0.0

318 34 22
                                    

(Changkyun)

"Changkyun! Kral seni huzuruna çağırıyor."

Kılıcımı kınına geri sokarken şaşkınca bana seslenen askere döndüm. Kralın beni çağırıyor olması iyiye işaret değildi. Diğer askerlerin yanından ayrılarak vakit kaybetmeden taht salonuna ilerledim. Dev sarayda hızlı olmak, her geçen gün daha da zorlaşıyordu. Telaşla etrafta koşuşturarak akşam yemeğini hazırlayan aşçılara çarpmamaya özen gösterdim ve dev kapının önüne geldim.

Kapıya 2 kere vurduğumda çok geçmeden gürültü ile açılırken ağır adımlarla taht salonuna girip kralın önünde başımı eğip diz çöktüm. Ne diyeceğini tahmin bile etmeye fırsatım olmamıştı. Kral çağırıyorsa, vakit kaybetmeden onun yanına gitmeliydi asker.

"Kralım, beni istemişsiniz."

"Kalkabilirsin Changkyun."

Yerimden doğrularak boşta olan elimi kınında olan kılıcımın top şeklindeki ucuna yasladım. İçerisi tuhaf biçimde sessizdi. Şimdi bakınca, kapıdaki 2 nöbetçi dışında kral ile yalnız olduğumuzu farketmiştim.

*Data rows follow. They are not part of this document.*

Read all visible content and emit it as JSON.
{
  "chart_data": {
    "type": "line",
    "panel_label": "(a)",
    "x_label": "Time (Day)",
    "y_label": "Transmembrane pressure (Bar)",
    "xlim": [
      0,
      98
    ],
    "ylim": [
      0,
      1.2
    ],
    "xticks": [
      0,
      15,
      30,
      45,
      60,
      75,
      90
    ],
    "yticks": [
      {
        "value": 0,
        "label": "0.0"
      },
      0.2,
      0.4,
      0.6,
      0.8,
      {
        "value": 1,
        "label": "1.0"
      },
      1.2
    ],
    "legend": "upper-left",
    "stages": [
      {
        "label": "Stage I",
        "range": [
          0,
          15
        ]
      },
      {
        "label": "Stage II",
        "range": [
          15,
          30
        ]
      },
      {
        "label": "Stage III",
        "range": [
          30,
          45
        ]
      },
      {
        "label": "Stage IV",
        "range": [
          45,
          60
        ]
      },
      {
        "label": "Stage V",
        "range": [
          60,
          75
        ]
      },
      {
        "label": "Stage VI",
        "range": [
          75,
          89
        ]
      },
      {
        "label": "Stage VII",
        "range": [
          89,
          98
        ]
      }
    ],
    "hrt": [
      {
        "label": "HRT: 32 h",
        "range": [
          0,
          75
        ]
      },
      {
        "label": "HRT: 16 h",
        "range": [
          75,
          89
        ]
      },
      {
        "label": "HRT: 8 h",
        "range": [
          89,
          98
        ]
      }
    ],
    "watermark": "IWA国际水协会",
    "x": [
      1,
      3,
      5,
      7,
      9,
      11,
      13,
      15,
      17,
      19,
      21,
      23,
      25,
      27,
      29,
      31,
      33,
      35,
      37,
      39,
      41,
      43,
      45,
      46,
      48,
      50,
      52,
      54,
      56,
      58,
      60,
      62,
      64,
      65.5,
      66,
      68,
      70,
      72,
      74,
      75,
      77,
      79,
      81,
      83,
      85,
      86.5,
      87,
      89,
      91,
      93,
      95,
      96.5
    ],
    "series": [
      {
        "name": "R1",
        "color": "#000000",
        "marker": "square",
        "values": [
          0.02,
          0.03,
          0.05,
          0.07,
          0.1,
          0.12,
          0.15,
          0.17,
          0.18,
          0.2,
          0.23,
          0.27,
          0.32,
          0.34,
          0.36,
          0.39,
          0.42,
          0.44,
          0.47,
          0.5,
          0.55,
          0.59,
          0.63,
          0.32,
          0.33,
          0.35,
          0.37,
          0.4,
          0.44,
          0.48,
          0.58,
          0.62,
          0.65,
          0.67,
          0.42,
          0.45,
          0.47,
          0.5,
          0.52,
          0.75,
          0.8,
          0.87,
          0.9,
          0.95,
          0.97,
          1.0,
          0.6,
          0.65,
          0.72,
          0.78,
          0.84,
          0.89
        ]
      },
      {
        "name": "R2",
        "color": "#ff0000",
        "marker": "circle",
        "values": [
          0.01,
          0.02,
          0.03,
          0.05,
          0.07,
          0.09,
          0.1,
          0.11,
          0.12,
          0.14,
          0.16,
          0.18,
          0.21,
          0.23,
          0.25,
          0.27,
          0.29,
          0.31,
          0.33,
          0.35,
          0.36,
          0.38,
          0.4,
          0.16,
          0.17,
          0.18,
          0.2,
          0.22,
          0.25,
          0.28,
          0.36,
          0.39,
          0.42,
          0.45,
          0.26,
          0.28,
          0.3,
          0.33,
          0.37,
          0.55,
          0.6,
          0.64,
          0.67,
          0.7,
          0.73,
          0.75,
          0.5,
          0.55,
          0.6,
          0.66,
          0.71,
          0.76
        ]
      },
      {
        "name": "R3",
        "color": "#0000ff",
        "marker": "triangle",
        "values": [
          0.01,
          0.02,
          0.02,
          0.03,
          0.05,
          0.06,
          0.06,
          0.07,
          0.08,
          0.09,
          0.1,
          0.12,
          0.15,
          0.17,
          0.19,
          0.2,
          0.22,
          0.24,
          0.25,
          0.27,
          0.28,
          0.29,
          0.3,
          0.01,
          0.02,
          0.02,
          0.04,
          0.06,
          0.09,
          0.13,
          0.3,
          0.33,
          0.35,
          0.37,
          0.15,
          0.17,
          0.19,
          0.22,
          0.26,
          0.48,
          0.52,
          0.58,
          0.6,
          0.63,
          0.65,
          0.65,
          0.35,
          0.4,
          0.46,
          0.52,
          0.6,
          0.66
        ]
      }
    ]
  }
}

Orta yaşlarındaki, başında tacı bulunan adam hafif uzamış sakallarını kaşıdıktan sonra derin bir nefes aldı. Ellerini tahtının iki koluna yerleştirdi ve konuştu.

"Sana bir görev vereceğim."

"Kabul ediyorum efendim."

"Bekle bakalım. Bu defa ki görev ne sana, ne de bir başkasına verildi daha önceden."

"Önemi yok. Zoru sevdiğimi biliyorsunuz."

"Biliyorum. Bu yüzden çağırdım seni."

"..."

"Bu konuda risk almaya niyetim yok. Madem kabul ediyorsun, başarısız olduğunda cezanı çekeceksin."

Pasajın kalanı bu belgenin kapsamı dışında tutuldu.